Conditions Affecting Tire Wear and Tire Mileage
There is always a trade off between performance and tread life in the development of tires. To gain one thing you have to trade off something else. Some brag when they get 15000 miles out of a set of tires because they understand how hard they drive while others complain if they get 40 to 50000 miles. The next paragraph explains many things someone can do to improve mileage regardless of how they drive, the type of tire, or the power of their truck.
Tread life is related to many factors some of which are; the air pressure maintained, how often air pressure is checked, rotation, driving habits, road surfaces, road conditions, suspension setup, caster and tow alignment, shock absorbers, etc. There is a relationship between the size tire used and the weight of the truck.. .the larger the tire and the lighter the truck the better the mileage tends to be and the smaller the tire and the heavier the truck the less the tread life will be. One of the worst mistakes made is neglect of air pressure. Air pressure should be checked at least once a month with an accurate gauge and checked when the tires are cool. Two things support the weight of a vehicle...the actual air pressure and the volume of air in a tire. When a big tire is used the larger volume of air will support the vehicle with very little air pressure but that does not mean the tire is stable. The tire will look like it is under inflated because it does not appear to be low but this low air pressure makes the tire unstable which causes squirming of the tread. It is OK to run tires low off road but the pressure should be bought back up as soon as you put the vehicle back on the highway. It is recommended that tires used on four wheel drive vehicles be rotated front to rear and rear to front about every four to five thousand miles...don't criss-cross.

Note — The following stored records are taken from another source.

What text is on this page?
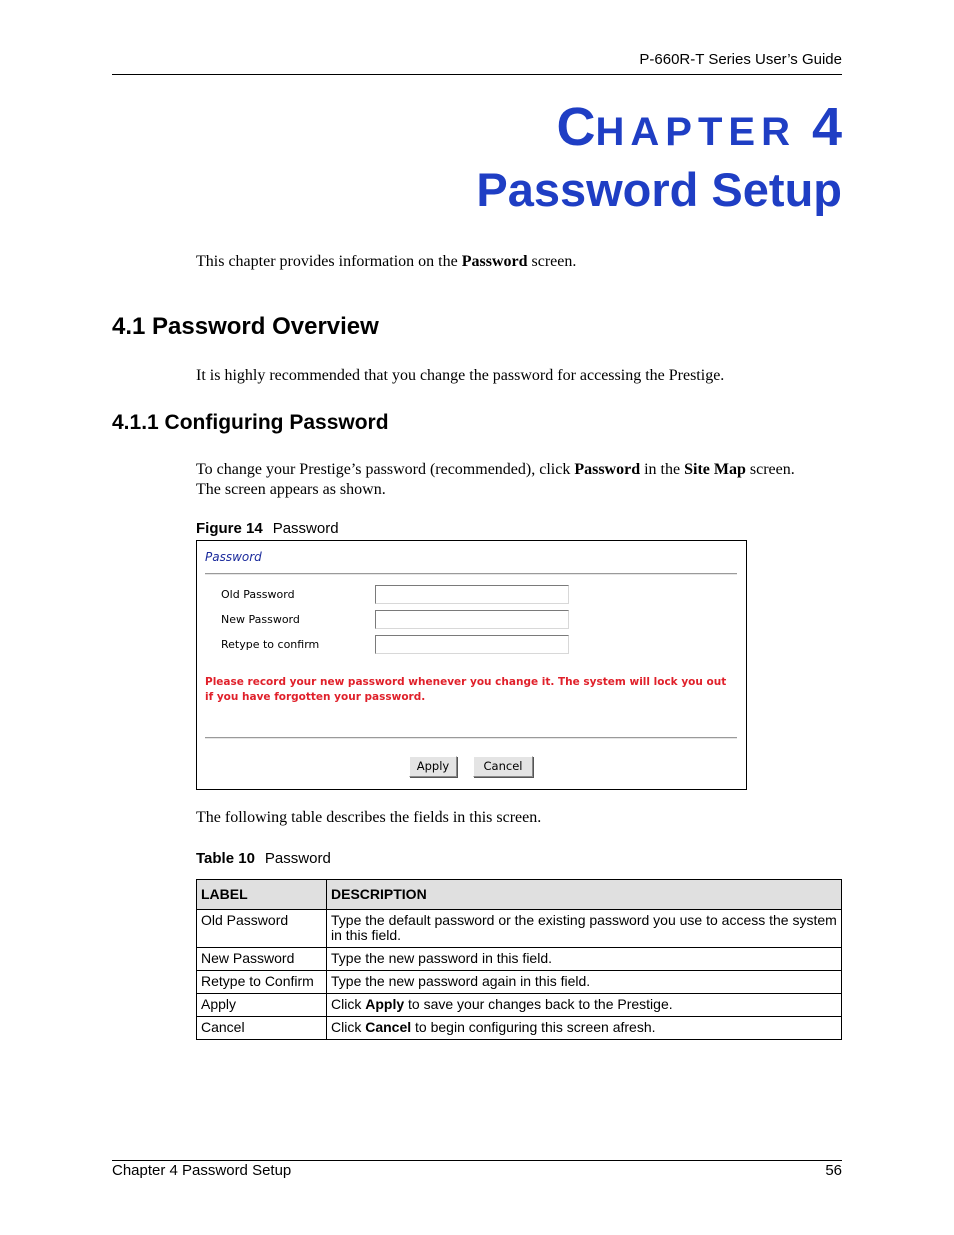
P-660R-T Series User’s Guide
CHAPTER 4
Password Setup
This chapter provides information on the Password screen.
4.1 Password Overview
It is highly recommended that you change the password for accessing the Prestige.
4.1.1 Configuring Password
To change your Prestige’s password (recommended), click Password in the Site Map screen.
The screen appears as shown.
Figure 14 Password
Password
Old Password
New Password
Retype to confirm
Please record your new password whenever you change it. The system will lock you out if you have forgotten your password.
Apply	Cancel
The following table describes the fields in this screen.
Table 10 Password
LABEL	DESCRIPTION
Old Password	Type the default password or the existing password you use to access the system in this field.
New Password	Type the new password in this field.
Retype to Confirm	Type the new password again in this field.
Apply	Click Apply to save your changes back to the Prestige.
Cancel	Click Cancel to begin configuring this screen afresh.
Chapter 4 Password Setup	56
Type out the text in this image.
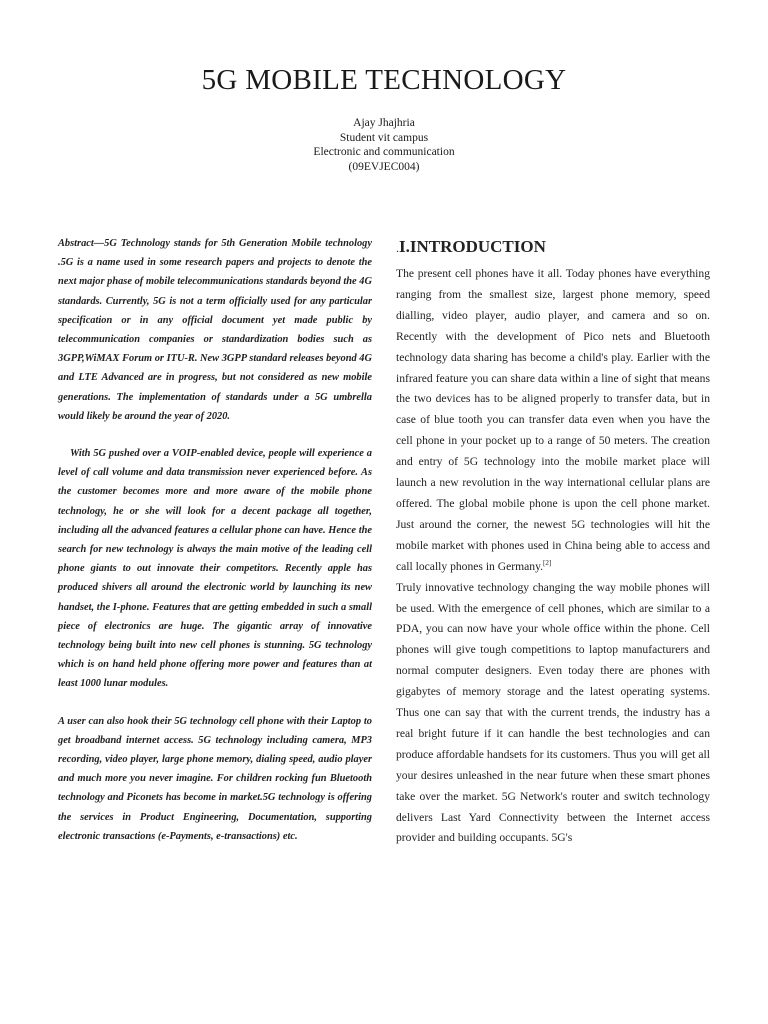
5G MOBILE TECHNOLOGY
Ajay Jhajhria
Student vit campus
Electronic and communication
(09EVJEC004)

Abstract—5G Technology stands for 5th Generation Mobile technology .5G is a name used in some research papers and projects to denote the next major phase of mobile telecommunications standards beyond the 4G standards. Currently, 5G is not a term officially used for any particular specification or in any official document yet made public by telecommunication companies or standardization bodies such as 3GPP,WiMAX Forum or ITU-R. New 3GPP standard releases beyond 4G and LTE Advanced are in progress, but not considered as new mobile generations. The implementation of standards under a 5G umbrella would likely be around the year of 2020.

With 5G pushed over a VOIP-enabled device, people will experience a level of call volume and data transmission never experienced before. As the customer becomes more and more aware of the mobile phone technology, he or she will look for a decent package all together, including all the advanced features a cellular phone can have. Hence the search for new technology is always the main motive of the leading cell phone giants to out innovate their competitors. Recently apple has produced shivers all around the electronic world by launching its new handset, the I-phone. Features that are getting embedded in such a small piece of electronics are huge. The gigantic array of innovative technology being built into new cell phones is stunning. 5G technology which is on hand held phone offering more power and features than at least 1000 lunar modules.

A user can also hook their 5G technology cell phone with their Laptop to get broadband internet access. 5G technology including camera, MP3 recording, video player, large phone memory, dialing speed, audio player and much more you never imagine. For children rocking fun Bluetooth technology and Piconets has become in market.5G technology is offering the services in Product Engineering, Documentation, supporting electronic transactions (e-Payments, e-transactions) etc.

.I.INTRODUCTION

The present cell phones have it all. Today phones have everything ranging from the smallest size, largest phone memory, speed dialling, video player, audio player, and camera and so on. Recently with the development of Pico nets and Bluetooth technology data sharing has become a child's play. Earlier with the infrared feature you can share data within a line of sight that means the two devices has to be aligned properly to transfer data, but in case of blue tooth you can transfer data even when you have the cell phone in your pocket up to a range of 50 meters. The creation and entry of 5G technology into the mobile market place will launch a new revolution in the way international cellular plans are offered. The global mobile phone is upon the cell phone market. Just around the corner, the newest 5G technologies will hit the mobile market with phones used in China being able to access and call locally phones in Germany.[2]

Truly innovative technology changing the way mobile phones will be used. With the emergence of cell phones, which are similar to a PDA, you can now have your whole office within the phone. Cell phones will give tough competitions to laptop manufacturers and normal computer designers. Even today there are phones with gigabytes of memory storage and the latest operating systems. Thus one can say that with the current trends, the industry has a real bright future if it can handle the best technologies and can produce affordable handsets for its customers. Thus you will get all your desires unleashed in the near future when these smart phones take over the market. 5G Network's router and switch technology delivers Last Yard Connectivity between the Internet access provider and building occupants. 5G's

As you can see from the above there is no way of knowing what tread life a given set of tires will have. The compounds used in the tread rubber also vary but is constant with each type of tire manufactured. Manufacturers try to achieve a balance in tread compounds that will provide good highway traction and overall performance while not sacrificing too much in tread life.
Causes of Tire Wear
Tires provide traction because the weight of the vehicle forces the tread rubber into the road's small surface irregularities. Unfortunately, that same interaction causes wear as the surface tears microscopic pieces of rubber from the tread as it slips into and out of contact with the road. And just as coarser sandpaper removes material faster, coarser road textures cause more tire wear. The following mileage estimate is typical of what a 40000 mile rated tire driven on smother asphalt would deliver if driven exclusively on other road surfaces.
Smooth Asphalt 40000
Coarse Asphalt 36000
Extra Coarse Asphalt 24000
Country Road 20000
Crushed Stone 8000
Wheel alignment controls the distribution of vehicle load across the tire's footprint. Camber is the tire's tilt inward (negative) or outward (positive) when viewed from the front and has significant impact on handling and shoulder wear. Caster is the angle of steering axis tilt when viewed from the side and while it does not affect wear, it does affect the vehicle's handling and tendency to track straight down the road. Toe is the direction that the tires are aimed when viewed from above. Toe-in is when the tires are pointed towards each other; toe-out is when the tires are pointed away from each other. Toe greatly affects tire wear since a setting just 1/16 of an inch off will make the tires want to travel sideways about 150 feet every mile.
The way you drive your vehicle - passively or aggressively - can greatly impact wear.